Do the results elsewhere in the brain generally align with your research hypotheses? Findings in the ventricles may not be inherently concerning, as they could reflect non-neuronal influences.
On a separate note, if one wishes to be more rigorous, the construction of task regressors deserves careful attention. Including a time-derivative regressor is typically intended to accommodate regional variability in the timing of the BOLD response. However, if the associated parameter estimates are ultimately discarded, the approach may fall short of its intended purpose. This common practice introduces an internal inconsistency between the modeling rationale and the interpretation of results, potentially compromising detection sensitivity in the process.
The fMRI BOLD effect is measured using a time series of T2*-weighted EPI observations, and these data are prone to a range of low-frequency effects. The first few volumes are often discarded because they are contaminated by T1 equilibration.

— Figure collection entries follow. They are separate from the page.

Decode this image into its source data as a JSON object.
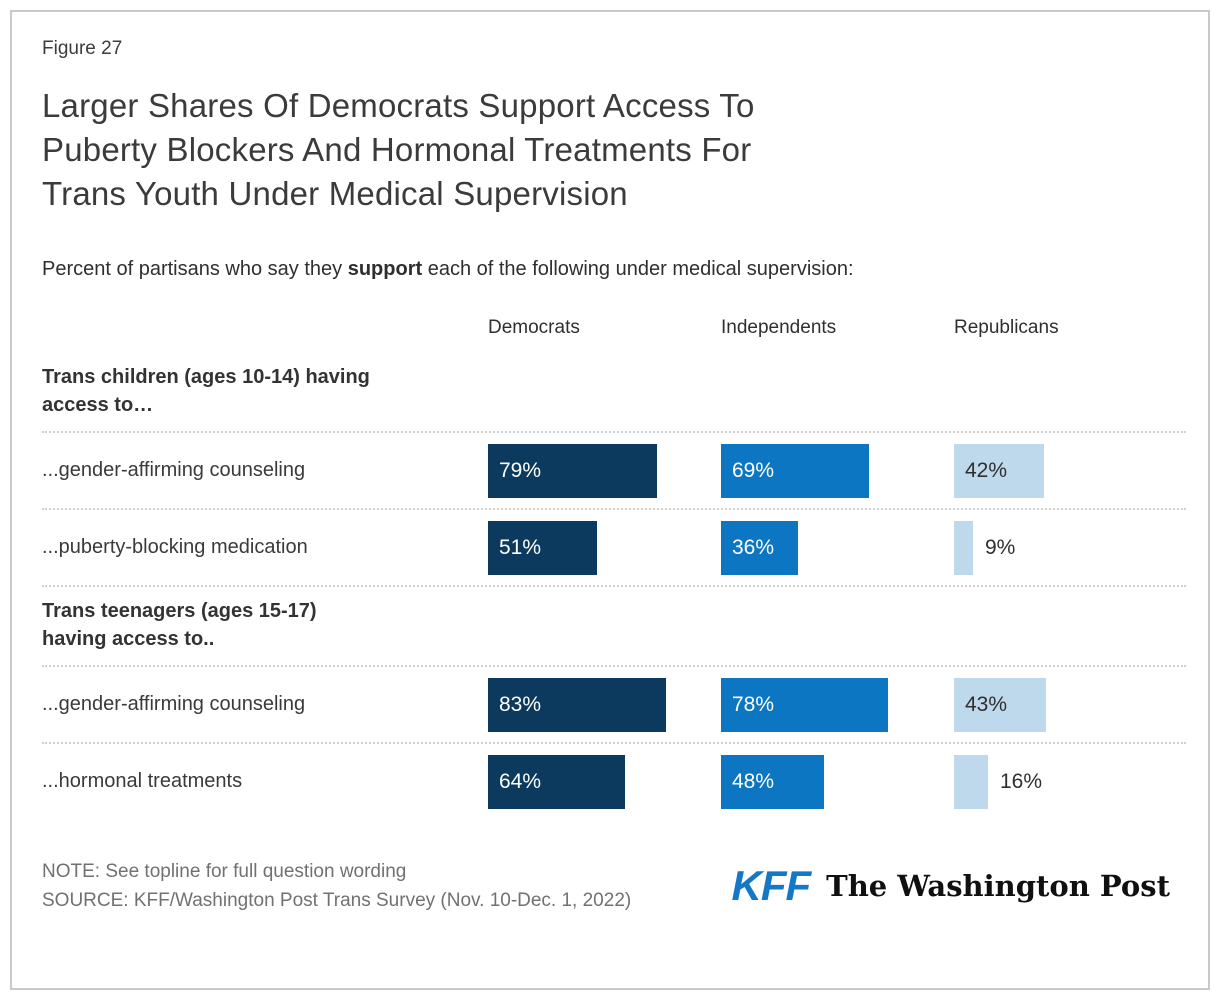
{
  "figure_label": "Figure 27",
  "title_lines": [
    "Larger Shares Of Democrats Support Access To",
    "Puberty Blockers And Hormonal Treatments For",
    "Trans Youth Under Medical Supervision"
  ],
  "subtitle": {
    "pre": "Percent of partisans who say they ",
    "bold": "support",
    "post": " each of the following under medical supervision:"
  },
  "chart_data": {
    "type": "bar",
    "orientation": "horizontal",
    "unit": "%",
    "xlim": [
      0,
      100
    ],
    "grid": false,
    "legend_position": "column-headers",
    "series_names": [
      "Democrats",
      "Independents",
      "Republicans"
    ],
    "series_colors": [
      "#0B3A5E",
      "#0D76C3",
      "#BFD9EC"
    ],
    "groups": [
      {
        "label": "Trans children (ages 10-14) having access to…",
        "label_lines": [
          "Trans children (ages 10-14) having",
          "access to…"
        ],
        "rows": [
          {
            "label": "...gender-affirming counseling",
            "values": [
              79,
              69,
              42
            ]
          },
          {
            "label": "...puberty-blocking medication",
            "values": [
              51,
              36,
              9
            ]
          }
        ]
      },
      {
        "label": "Trans teenagers (ages 15-17) having access to..",
        "label_lines": [
          "Trans teenagers (ages 15-17)",
          "having access to.."
        ],
        "rows": [
          {
            "label": "...gender-affirming counseling",
            "values": [
              83,
              78,
              43
            ]
          },
          {
            "label": "...hormonal treatments",
            "values": [
              64,
              48,
              16
            ]
          }
        ]
      }
    ]
  },
  "footer": {
    "note": "NOTE: See topline for full question wording",
    "source": "SOURCE: KFF/Washington Post Trans Survey (Nov. 10-Dec. 1, 2022)",
    "kff_logo": "KFF",
    "wapo_logo": "The Washington Post"
  }
}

Over the course of a run, heating of the gradients and gradual scanner instabilities contribute to slow signal drift, and physiological factors such as changes in respiration or CO₂ also add low-frequency variance. Unlike ASL, which cancels many of these effects by differencing pairs of acquisitions close in time, BOLD fMRI is especially susceptible to this drift.
For this reason, high-pass filtering is typically required to recover interpretable task-related effects. The good news is that the hemodynamic response of interest falls in a much higher frequency range (on the order of 0.01–0.1 Hz for typical tasks), and even in resting-state studies most analyses focus on this band. When regressors are designed to capture very slow trends across a run—such as trial number to model adaptation—they can become entangled with scanner drift or CSF-related fluctuations. That’s likely why you are seeing apparent effects in the ventricles: the regressor is picking up on global or non-neural drift that is prominent there.
So, to your specific points:
There is no intrinsic property of the BOLD signal that causes CSF to increase over time; what you are seeing is most likely scanner or physiological drift manifesting in the ventricles.
aCompCor does remove many CSF- and WM-related fluctuations, but if your main regressor also captures low-frequency trends, there can be collinearity. In that case, the ventricle signal may not be fully absorbed by the nuisance regressors.
Clusters outside the ventricles could still be valid, but extra caution is warranted when the regressor of interest is close in frequency to scanner drift. Strong results in CSF should be a red flag that part of the contrast is explained by global or artifactual variance.
In short: fMRI is well suited to capturing transient responses and resting-state fluctuations in the ~0.01–0.1 Hz range, but inherently ill-suited for modeling very slow adaptation across an entire run.
Thank you, this is helpful! (In response to @afm1989, we were able to superficially remove the ventricle activations by masking out the ventricles, but still didn’t feel confident in the results because we assumed it could be something like what @neurolabusc explained above.)
One follow up though: we included the “discrete cosine basis” regressors from fmriprep, which are supposed to provide high-pass filtering, in our model. If we included the FSL high-pass filter instead, should that remove this low-frequency noise? Or is there still some that would get through when the regressor of interest is capturing slow trends?